Intervista a Piergiuseppe Morone sulla Bioeconomia (adnkronos)

Morone (Unitelma): avanti ricerca bio-based product, capofila progetto Ue

Passo avanti per la certificazione e la standardizzazione dei bio-based product per la transizione verso una economia basata sempre più sulle biomasse (e sempre meno sul petrolio) a beneficio dell’ambiente e di un’economia sostenibile. Il progetto Star-ProBio, vincitore di un finanziamento da oltre 5 milioni di euro nell’ambito del programma europeo Horizon 2020 , vede l’Italia capofila sotto il coordinamento di Unitelma-Sapienza Università di Roma, e punta a definire degli standard di sostenibilità ambientale, economica e sociale per i prodotti bio-based.

“Una sfida importante ed affascinante per la ricerca e per il grande rilievo dei 15 partner coinvolti, sotto la guida di Unitelma”, spiega all’Adnkronos Piergiuseppe Morone, professore ordinario di politica economica presso l’università telematica Unitelma-Sapienza e protagonista del successo messo a segno dal centro di ricerche dell’Ateneo con sede a Roma.

Master e PhD Oltremanica, Morone ha istituito presso Unitelma un gruppo di ricerca per la bioeconomia, il Bit, che si avvale di esperti italiani e stranieri, cervelli in fuga e non, interni ed esterni all’ateneo telematico con una spiccata vocazione per la ricerca, (Unitelma-Sapienza destina il 2% del budget complessivo alla ricerca). Parte dello staff si occuperà dello sviluppo del progetto, “tema di grande rilevanza per la Commissione europea che sta destinando ingenti risorse umane e finanziarie” alla promozione della bioeconomia.

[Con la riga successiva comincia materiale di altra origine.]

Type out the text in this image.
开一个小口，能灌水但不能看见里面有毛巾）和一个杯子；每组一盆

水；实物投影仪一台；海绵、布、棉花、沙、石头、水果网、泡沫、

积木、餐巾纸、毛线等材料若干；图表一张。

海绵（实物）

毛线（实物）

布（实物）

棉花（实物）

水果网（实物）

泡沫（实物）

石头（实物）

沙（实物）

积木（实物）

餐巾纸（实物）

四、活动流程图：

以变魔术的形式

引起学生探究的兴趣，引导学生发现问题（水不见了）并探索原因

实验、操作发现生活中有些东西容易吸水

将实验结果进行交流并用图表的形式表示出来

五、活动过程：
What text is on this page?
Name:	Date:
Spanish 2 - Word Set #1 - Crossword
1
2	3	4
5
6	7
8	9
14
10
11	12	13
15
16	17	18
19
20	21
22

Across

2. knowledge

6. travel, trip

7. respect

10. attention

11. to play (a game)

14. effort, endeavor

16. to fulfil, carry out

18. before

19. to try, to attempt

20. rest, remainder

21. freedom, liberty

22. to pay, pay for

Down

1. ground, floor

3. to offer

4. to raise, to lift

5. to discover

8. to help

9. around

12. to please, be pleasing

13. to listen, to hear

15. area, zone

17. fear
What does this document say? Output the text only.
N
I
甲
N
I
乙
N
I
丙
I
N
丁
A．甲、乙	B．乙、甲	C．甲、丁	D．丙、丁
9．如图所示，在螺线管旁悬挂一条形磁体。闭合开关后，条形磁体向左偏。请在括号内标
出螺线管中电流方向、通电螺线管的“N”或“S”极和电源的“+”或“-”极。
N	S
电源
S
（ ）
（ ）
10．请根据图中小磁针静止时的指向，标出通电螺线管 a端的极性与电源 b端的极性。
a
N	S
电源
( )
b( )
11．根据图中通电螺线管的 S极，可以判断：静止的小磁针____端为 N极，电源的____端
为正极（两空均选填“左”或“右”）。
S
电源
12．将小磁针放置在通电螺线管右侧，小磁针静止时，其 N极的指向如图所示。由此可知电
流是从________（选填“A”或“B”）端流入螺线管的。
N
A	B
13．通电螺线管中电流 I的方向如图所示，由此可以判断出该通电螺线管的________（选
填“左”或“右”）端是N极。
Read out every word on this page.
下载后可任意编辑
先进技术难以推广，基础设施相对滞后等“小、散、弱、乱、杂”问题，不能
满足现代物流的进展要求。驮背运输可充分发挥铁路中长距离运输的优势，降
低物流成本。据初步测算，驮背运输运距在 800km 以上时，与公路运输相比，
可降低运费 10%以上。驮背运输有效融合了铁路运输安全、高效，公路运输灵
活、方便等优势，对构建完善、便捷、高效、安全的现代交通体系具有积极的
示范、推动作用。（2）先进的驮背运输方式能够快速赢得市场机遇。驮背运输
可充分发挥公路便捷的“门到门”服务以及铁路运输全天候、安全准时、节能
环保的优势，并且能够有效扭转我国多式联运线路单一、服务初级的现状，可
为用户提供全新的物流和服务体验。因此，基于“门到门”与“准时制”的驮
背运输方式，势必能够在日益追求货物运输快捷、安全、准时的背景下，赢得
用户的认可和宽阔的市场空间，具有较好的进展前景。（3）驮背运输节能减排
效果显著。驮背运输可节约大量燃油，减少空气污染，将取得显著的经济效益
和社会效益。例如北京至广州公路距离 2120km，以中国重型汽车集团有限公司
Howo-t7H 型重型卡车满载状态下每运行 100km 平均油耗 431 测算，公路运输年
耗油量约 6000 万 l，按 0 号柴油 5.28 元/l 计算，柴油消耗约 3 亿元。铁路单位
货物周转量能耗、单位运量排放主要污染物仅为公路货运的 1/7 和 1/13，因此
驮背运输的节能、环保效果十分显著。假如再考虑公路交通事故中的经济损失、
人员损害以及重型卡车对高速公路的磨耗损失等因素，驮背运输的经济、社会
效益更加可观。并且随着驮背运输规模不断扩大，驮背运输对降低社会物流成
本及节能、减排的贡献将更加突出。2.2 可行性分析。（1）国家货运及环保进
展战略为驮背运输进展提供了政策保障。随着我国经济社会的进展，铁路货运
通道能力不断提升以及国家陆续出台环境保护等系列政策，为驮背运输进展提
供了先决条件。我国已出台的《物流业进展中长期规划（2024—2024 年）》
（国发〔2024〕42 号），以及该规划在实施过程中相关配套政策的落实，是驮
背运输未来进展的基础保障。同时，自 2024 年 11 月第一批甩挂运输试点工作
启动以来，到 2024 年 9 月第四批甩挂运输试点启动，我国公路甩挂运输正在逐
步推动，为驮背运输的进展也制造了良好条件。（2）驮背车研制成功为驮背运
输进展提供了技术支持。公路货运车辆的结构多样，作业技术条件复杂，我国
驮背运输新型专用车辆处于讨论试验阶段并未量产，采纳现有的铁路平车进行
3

E un appuntamento clou per fare il punto sul futuro della bioeconomia sarà un convegno ‘An International Workshop on the future of Biorefineries in Europe’ organizzato a Gela il 25-27 maggio dal Bit.

“Per l’evento è stato scelto un sito altamente simbolico dove l’Eni sta dismettendo le sue raffinerie convertendole in bio-raffinerie e dove la transizione verso una economia sempre meno basata sulle fonti fossili e sempre più attenta all’impiego di fonti rinnovabili è fondamentale anche in un’ottica di sviluppo locale di breve, medio e lungo periodo”, spiega Morone. E osserva: “servono infatti strategie di breve e medio periodo per rilanciare l’economia, ma anche una visione di lungo periodo per coniugare lo sviluppo locale con la sostenibilità ambientarle e sociale. Ciò avviene necessariamente puntando non solo sui biocarburanti ma anche su altri prodotti bio-based ad alto valore aggiunto”.

Ed in questa prospettiva il bando europeo vinto da Unitelma “fissa un tassello importante nella transizione verso la bioeconomia perché si propone di stabilire standard, protocolli e certificazioni condivise per i bioprodotti” che così saranno ‘blindati’, una sorta di bollinatura che è garanzia di sicurezza e sostenibilità, allo stesso tempo razionalizzando i costi.

“Ad oggi infatti non ci sono standard e certificati comuni in materia. C’è ancora un vuoto normativo che Bruxelles vuole colmare e l’attività di ricerca che avvieremo sarà funzionale al raggiungimento di tale obiettivo in modo che i bioprodotti entrino in maniera crescente in tutti i cicli produttivi e dunque nella nostra quotidianità”.